Statutory Allocation
We expect to see legislatures and regulators increasingly imposing statutory responsibility for agentic AI conduct. This space is rapidly changing. One theme is already emerging across regulatory guidance globally: businesses will not be permitted to avoid responsibility simply by blaming the AI. Regulators appear increasingly focused on ensuring that a human remains accountable, risks are monitored, governance structures exist, and incidents are documented and responded to.
California’s AB 316, which took effect on January 1, 2026, is a notable example. The statute prohibits a defendant who “developed, modified, or used” an AI system from asserting as a defense that the AI “autonomously caused the harm” to the plaintiff. AB 316, in other words, forecloses the specific argument that the AI—rather than the humans or organizations behind it—should bear responsibility for the harm. Other states will likely follow.

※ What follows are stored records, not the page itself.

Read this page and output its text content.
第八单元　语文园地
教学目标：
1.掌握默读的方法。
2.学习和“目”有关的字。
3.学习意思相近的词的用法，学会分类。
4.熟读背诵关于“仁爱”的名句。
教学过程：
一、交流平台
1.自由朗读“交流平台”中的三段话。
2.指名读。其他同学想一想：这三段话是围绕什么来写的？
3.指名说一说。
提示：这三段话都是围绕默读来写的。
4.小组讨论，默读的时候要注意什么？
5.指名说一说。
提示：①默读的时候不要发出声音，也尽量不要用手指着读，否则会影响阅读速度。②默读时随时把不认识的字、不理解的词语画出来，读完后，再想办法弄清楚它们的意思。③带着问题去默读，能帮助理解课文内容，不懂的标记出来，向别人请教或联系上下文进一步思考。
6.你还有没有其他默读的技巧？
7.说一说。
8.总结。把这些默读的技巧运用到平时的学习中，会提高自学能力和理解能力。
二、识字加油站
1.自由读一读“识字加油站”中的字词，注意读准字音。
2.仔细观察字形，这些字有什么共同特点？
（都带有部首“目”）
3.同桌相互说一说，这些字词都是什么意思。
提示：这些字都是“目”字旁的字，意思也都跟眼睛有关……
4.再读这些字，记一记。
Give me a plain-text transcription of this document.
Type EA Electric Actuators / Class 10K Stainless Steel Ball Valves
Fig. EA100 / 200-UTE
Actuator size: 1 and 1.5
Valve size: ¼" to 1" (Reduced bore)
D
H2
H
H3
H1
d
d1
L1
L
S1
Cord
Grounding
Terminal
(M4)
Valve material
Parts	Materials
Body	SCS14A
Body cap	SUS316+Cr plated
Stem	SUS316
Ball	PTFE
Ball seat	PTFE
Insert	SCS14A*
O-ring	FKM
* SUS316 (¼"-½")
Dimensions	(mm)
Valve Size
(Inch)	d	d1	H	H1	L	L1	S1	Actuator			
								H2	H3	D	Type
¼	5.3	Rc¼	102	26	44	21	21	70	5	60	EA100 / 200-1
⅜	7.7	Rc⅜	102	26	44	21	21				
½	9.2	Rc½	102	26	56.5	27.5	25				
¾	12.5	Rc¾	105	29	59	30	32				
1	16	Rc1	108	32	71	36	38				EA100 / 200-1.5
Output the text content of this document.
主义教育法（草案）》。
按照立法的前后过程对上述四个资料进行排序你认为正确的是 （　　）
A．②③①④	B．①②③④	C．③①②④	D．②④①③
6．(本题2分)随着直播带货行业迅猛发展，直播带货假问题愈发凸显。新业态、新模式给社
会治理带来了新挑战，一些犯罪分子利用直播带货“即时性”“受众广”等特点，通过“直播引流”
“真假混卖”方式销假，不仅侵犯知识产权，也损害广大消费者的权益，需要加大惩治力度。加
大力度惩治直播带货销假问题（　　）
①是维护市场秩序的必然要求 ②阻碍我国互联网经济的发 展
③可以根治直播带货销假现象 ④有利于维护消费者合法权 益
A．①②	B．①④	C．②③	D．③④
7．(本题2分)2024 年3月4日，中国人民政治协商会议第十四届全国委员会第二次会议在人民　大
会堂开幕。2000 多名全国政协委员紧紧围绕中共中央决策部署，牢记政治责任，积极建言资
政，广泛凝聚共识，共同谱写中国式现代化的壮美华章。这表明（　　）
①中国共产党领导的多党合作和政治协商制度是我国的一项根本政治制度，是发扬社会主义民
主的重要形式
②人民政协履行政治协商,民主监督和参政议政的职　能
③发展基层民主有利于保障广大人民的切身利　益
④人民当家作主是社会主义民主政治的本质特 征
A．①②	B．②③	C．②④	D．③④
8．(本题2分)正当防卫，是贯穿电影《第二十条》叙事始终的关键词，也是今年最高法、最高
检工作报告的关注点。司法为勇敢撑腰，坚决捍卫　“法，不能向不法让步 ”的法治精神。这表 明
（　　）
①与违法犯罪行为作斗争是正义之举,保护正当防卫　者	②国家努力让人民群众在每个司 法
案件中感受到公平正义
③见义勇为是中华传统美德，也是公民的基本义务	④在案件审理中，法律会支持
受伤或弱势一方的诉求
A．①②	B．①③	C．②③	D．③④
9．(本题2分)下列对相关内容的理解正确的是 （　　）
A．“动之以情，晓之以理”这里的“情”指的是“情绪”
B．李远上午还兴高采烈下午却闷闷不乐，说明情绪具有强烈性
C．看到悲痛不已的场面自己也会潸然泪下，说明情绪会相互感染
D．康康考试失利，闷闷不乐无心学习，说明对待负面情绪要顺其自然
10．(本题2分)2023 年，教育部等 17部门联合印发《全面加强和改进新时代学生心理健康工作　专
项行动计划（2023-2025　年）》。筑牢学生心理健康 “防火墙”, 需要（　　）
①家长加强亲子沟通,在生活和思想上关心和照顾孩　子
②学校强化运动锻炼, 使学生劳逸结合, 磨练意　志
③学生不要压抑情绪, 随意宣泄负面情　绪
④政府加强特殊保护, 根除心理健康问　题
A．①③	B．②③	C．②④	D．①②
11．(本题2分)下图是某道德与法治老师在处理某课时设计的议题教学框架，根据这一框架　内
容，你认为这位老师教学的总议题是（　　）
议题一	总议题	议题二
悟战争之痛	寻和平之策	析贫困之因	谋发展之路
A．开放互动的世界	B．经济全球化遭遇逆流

At the international level, the European Union’s AI Act adopts a risk-based regulatory structure and expressly assigns obligations to specific actors in the AI ecosystem, including “providers,” “deployers,” importers, distributors, and authorized representatives. Although the EU AI Act was not drafted with agentic AI specifically in mind, it assumes that humans and organizations remain accountable for AI systems. Its framework for allocating responsibility among providers and deployers may influence how U.S. courts and legislatures think about similar questions.
The CFAA and Platform Control Over AI Agents
The Computer Fraud and Abuse Act (CFAA) is emerging as one of the most significant near-term legal constraints on agentic AI deployments. In Amazon.com Services LLC v. Perplexity AI, Inc., No. 3:25-cv-09514-MMC (N.D. Cal. Mar. 9, 2026), a federal court granted a preliminary injunction against Perplexity’s “Comet” AI shopping agent, which logged into users’ Amazon accounts at the users’ direction to browse products and complete purchases. The district court found Amazon was likely to succeed on its CFAA and California Penal Code § 502 claims, reasoning that Comet accessed Amazon’s systems “with the Amazon user’s permission but without authorization by Amazon.” The court relied heavily on Facebook, Inc. v. Power Ventures, Inc., 844 F.3d 1058 (9th Cir. 2016), which held that a platform can revoke a third party’s access even when users have shared their credentials.
The case is now before the Ninth Circuit, and the stakes extend well beyond shopping agents. If the Power Ventures framework controls, then that empowers platforms to unilaterally block any AI agent from accessing logged-in user accounts, effectively giving platforms veto power over the tools users choose to interact with their own accounts. Platforms have legitimate interests in account security, fraud prevention, and bot detection. But the framework also raises significant competition and consumer-autonomy questions, because this veto power may restrict consumer choice while protecting a platform’s advertising and monetization model. The district court’s public-interest analysis did not meaningfully engage with these tensions.
So What is Next?
As agentic AI systems become more sophisticated, and as they begin interacting with each other in multi-agent workflows, courts and regulators will face questions that existing frameworks may not cleanly answer. When a consumer’s AI agent transacts with a business’s AI agent, traditional assumptions about notice, consent, and human decision-making may not hold. And when multiple AI agents are chained together across different vendors and platforms, the allocation of responsibility among the parties in the chain will become increasingly complex.
The law here is beginning to take shape. Agentic AI is being deployed now, and the legal system is starting to adapt. Companies deploying AI agents should be thinking carefully about how existing liability frameworks apply to their specific use cases, and they should structure their agreements and disclosures accordingly.